My mother had always been the textbook definition of a Type-A person. She arrived for appointments 15 minutes before schedule, accounting for traffic, bad weather, and cows blocking the road. She carried five guidebooks even when we went for a two-hour drive to a picnic. In her Tupperware boxes, she packed non-perishable food so we wouldn’t have to snack on anything that gave us bad digestion.
It is this woman who stood in the boarding line at the airport today, carrying nothing but a backpack, her eyes blindfolded and ears shut to sound with headphones. She nonchalantly hummed a tune, oblivious to curious bystanders and students who ventured up to ask if we were “doing an openminded social experiment”. I tightly held my mother’s hands and watched her beam from end to end.
“We are now embarking on the journey of a lifetime,” I said to her. “Make sure you collect as many memories as you can.”
She kept humming and smiling all through our flight.
The fortnight that my mother and I spent backpacking across quaint little towns in Europe was the kind of happiness I first experienced at the local fair. I had been three, and my mother had bought me a large red balloon that bobbed and bounced and threatened to fly away if not held on to tightly. My mother squealed like a little child—very reminiscent of the red-balloon-girl—whenever we arrived in a new town.
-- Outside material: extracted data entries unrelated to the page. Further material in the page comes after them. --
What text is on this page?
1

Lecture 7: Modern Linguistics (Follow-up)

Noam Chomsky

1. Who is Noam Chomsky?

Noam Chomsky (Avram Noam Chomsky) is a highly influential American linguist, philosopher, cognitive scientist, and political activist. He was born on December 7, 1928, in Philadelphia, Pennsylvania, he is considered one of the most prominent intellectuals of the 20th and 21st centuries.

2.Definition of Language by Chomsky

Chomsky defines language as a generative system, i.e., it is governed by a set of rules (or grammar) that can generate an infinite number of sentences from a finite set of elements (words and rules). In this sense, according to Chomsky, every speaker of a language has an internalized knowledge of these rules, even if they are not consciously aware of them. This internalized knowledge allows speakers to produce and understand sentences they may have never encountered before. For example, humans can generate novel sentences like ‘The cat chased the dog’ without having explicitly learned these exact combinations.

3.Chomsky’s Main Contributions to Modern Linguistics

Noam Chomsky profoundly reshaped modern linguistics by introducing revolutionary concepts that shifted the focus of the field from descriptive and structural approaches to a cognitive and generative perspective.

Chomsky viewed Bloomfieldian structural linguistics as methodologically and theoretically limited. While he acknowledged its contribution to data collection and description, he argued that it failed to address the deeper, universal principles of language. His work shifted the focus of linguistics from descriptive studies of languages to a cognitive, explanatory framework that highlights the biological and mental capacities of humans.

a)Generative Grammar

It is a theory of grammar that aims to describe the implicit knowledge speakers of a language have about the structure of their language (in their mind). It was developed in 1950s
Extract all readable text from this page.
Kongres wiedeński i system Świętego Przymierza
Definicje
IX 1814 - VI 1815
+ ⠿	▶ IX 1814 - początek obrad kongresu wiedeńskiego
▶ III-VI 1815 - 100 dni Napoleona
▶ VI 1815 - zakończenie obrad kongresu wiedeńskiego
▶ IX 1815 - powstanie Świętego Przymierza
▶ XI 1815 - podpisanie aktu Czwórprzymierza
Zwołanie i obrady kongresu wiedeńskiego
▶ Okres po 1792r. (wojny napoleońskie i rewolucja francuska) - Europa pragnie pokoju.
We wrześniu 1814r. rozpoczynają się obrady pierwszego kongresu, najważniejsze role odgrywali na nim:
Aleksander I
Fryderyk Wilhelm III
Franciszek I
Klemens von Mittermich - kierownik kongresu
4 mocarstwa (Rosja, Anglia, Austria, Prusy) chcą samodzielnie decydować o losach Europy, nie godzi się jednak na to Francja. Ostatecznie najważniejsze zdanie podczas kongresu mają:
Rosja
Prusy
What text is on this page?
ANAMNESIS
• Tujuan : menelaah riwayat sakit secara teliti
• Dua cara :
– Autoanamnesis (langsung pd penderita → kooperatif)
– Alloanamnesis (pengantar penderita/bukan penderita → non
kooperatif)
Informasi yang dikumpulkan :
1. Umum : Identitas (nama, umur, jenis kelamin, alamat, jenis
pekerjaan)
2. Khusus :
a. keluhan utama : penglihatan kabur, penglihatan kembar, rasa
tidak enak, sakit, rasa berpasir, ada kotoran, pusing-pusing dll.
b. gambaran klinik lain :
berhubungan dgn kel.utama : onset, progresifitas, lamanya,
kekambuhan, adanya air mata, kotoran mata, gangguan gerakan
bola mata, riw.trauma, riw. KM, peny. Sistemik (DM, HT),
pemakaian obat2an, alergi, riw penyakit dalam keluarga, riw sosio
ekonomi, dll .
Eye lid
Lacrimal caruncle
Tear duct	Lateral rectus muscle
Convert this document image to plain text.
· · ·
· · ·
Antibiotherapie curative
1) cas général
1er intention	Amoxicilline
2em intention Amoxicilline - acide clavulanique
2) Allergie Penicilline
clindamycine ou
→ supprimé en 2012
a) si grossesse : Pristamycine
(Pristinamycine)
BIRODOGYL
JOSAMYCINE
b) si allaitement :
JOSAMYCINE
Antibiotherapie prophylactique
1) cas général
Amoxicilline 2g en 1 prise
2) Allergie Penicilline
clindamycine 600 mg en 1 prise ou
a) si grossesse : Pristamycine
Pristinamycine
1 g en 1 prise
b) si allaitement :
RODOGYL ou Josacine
She clapped till her hands got sore when a horse carriage in Vienna drove us around the main square. She spent five whole minutes sniffing at her chocolate waffle in Brussels. In a gondola in Venice, she made me pose for a half a dozen photographs—some of them, a bit embarrassingly, with our gondola-driver. She shopped for trinkets in the Christmas market at Copenhagen and told an elderly lady that she had “beautiful skin as pink as a rose”. Not once did she ask me about the next city in my top-secret itinerary–#TheBlindList. But every night, she slept as peacefully as a contented baby.
I did not blindfold her on the way to the last airport—the one from where we would catch our flight back home. When we arrived and walked out the gate, she gave everything around a fixed, long stare.
“Don’t you think these trees look greener than before? And I am sure the people in the airport look happier.”
“That’s only because you are happy, Mom.”
“I am. Very much. I have stored all the memories from our exploration so deeply in my heart that I am no longer afraid. They have become imprints. I am convinced I will take them with me when I go.”
A lot has transpired in my life since that journey my mother and I undertook together. Frequently, I find myself down in the dumps, unable to find meaning in life. I then embark on travels—to places near or afar—and immerse myself in the thrill of an impromptu, unplanned journey. Rarely do I follow a bucket list; I merely endeavour to experience sights I hadn’t anticipated, meet people far removed from the stressors in my daily life, and eat foods that tingle my taste buds.
In these wanderings, I experience self-exploration that unfailingly leaves me enthralled. It is a blind date with the world that leaves me flushed with kisses—of laughter, surprise, and wonder. It is a blind date I want to keep going on, for in the incognito I find myself.